Hairy, I don't see anything wrong with your approach except for the fact that you did not mention that you were going to tell this to your wife, in plain language. JUST how you told us.
Imo, it can't really be a boundary unless it is communicated to the other person in some fashion. Otherwise it is resignation. The other person has to know where they stand and what you are all about. I know, for myself, I would hate it if my H had made a boundary and then not told me about it and left it up to me to guess/assume/wonder what was going on. Oh wait, he did do that. For four years.
Now, to be fair, I did not confront him on this (for my own chickenpoop reasons) but still.....it rankled me for a looong time that he had made a decision and not told me about it.

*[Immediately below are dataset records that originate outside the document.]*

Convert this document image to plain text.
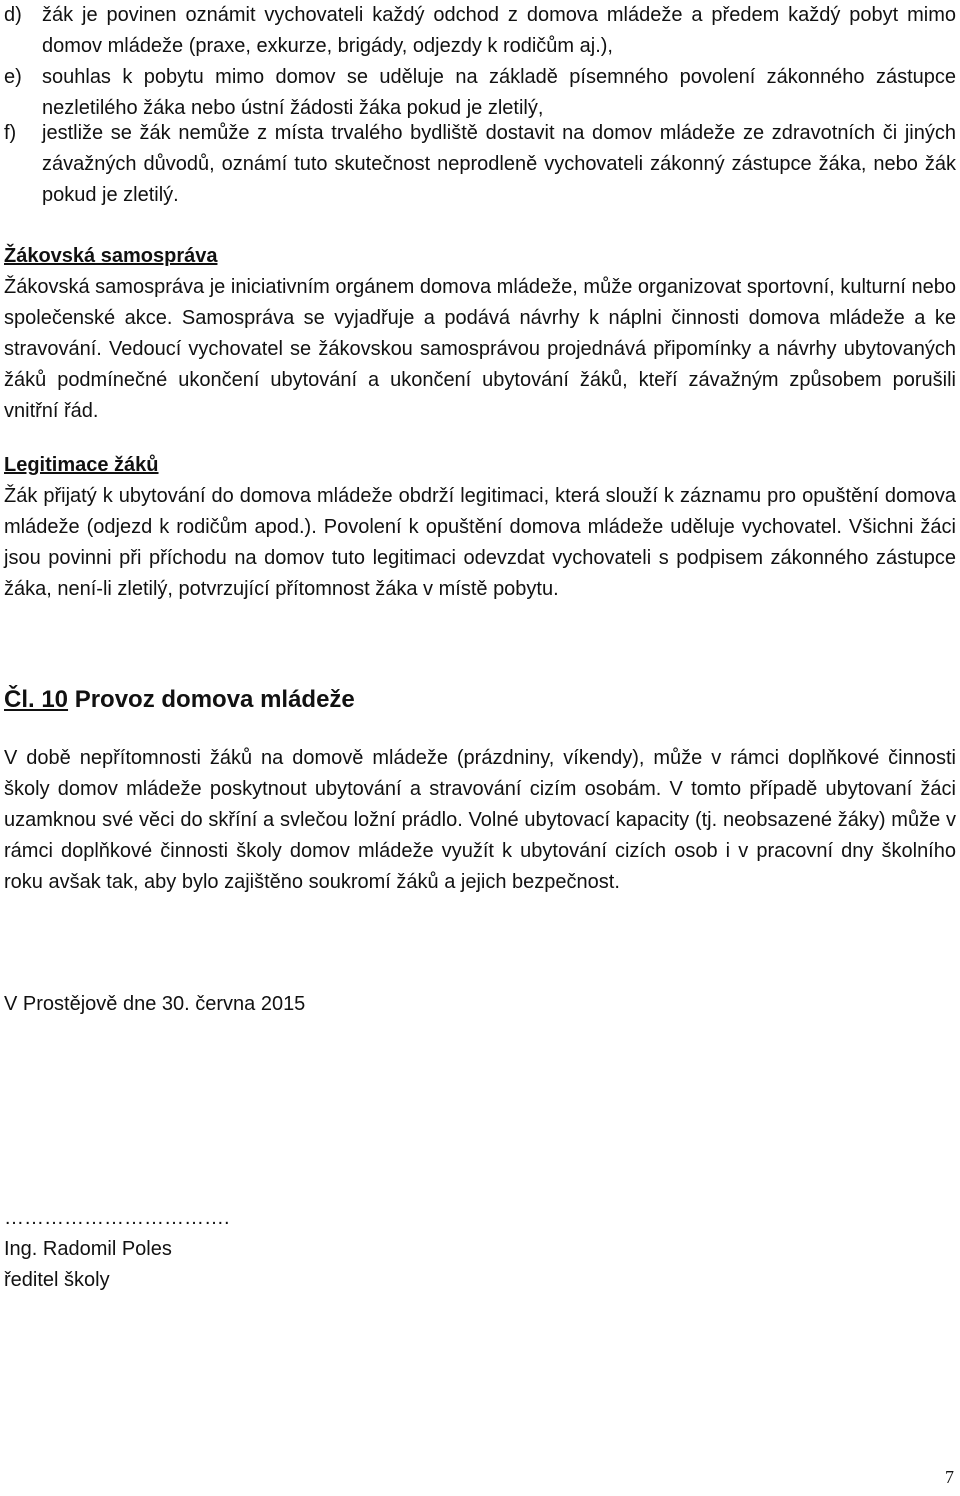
d) žák je povinen oznámit vychovateli každý odchod z domova mládeže a předem každý pobyt mimo domov mládeže (praxe, exkurze, brigády, odjezdy k rodičům aj.),
e) souhlas k pobytu mimo domov se uděluje na základě písemného povolení zákonného zástupce nezletilého žáka nebo ústní žádosti žáka pokud je zletilý,
f) jestliže se žák nemůže z místa trvalého bydliště dostavit na domov mládeže ze zdravotních či jiných závažných důvodů, oznámí tuto skutečnost neprodleně vychovateli zákonný zástupce žáka, nebo žák pokud je zletilý.
Žákovská samospráva
Žákovská samospráva je iniciativním orgánem domova mládeže, může organizovat sportovní, kulturní nebo společenské akce. Samospráva se vyjadřuje a podává návrhy k náplni činnosti domova mládeže a ke stravování. Vedoucí vychovatel se žákovskou samosprávou projednává připomínky a návrhy ubytovaných žáků podmínečné ukončení ubytování a ukončení ubytování žáků, kteří závažným způsobem porušili vnitřní řád.
Legitimace žáků
Žák přijatý k ubytování do domova mládeže obdrží legitimaci, která slouží k záznamu pro opuštění domova mládeže (odjezd k rodičům apod.). Povolení k opuštění domova mládeže uděluje vychovatel. Všichni žáci jsou povinni při příchodu na domov tuto legitimaci odevzdat vychovateli s podpisem zákonného zástupce žáka, není-li zletilý, potvrzující přítomnost žáka v místě pobytu.
Čl. 10 Provoz domova mládeže
V době nepřítomnosti žáků na domově mládeže (prázdniny, víkendy), může v rámci doplňkové činnosti školy domov mládeže poskytnout ubytování a stravování cizím osobám. V tomto případě ubytovaní žáci uzamknou své věci do skříní a svlečou ložní prádlo. Volné ubytovací kapacity (tj. neobsazené žáky) může v rámci doplňkové činnosti školy domov mládeže využít k ubytování cizích osob i v pracovní dny školního roku avšak tak, aby bylo zajištěno soukromí žáků a jejich bezpečnost.
V Prostějově dne 30. června 2015
…………………………….
Ing. Radomil Poles
ředitel školy
7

I think your wife deserves to know what is going on inside you. I believe what she was trying to do last night was to self disclose. Now we all know that she sucks at this and so instead of REALLY disclosing anything, she just gets defensive and says abrasive things to you designed to get you riled up.....but still.....I believe that in her heart she INTENDED to have a heart to heart with you. It's just that when the rubber hits the road, she can't bring herself to be vulnerable. Oh well her loss.
I just wanted to say that a true boundary occurs when you SAY it to the other person...'Hey this is what I am all about and this is what I intend to do about it.'
Best of luck and we are all pulling for you. I think this is definitely an opportunity for a 180 and you shouldn't let it pass. The 180 being, of course, your golden opportunity to say "you know what...your offering of Maybe Sex/Maybe Not sucks and I have no intention of living the rest of my life that way. Until that day I will treat you with love and respect but don't say I didn't warn you about what lies ahead if it stays this way."
Ok, so maybe not in such a threatening way...Mo's way sounded MUCH better, but you kwim!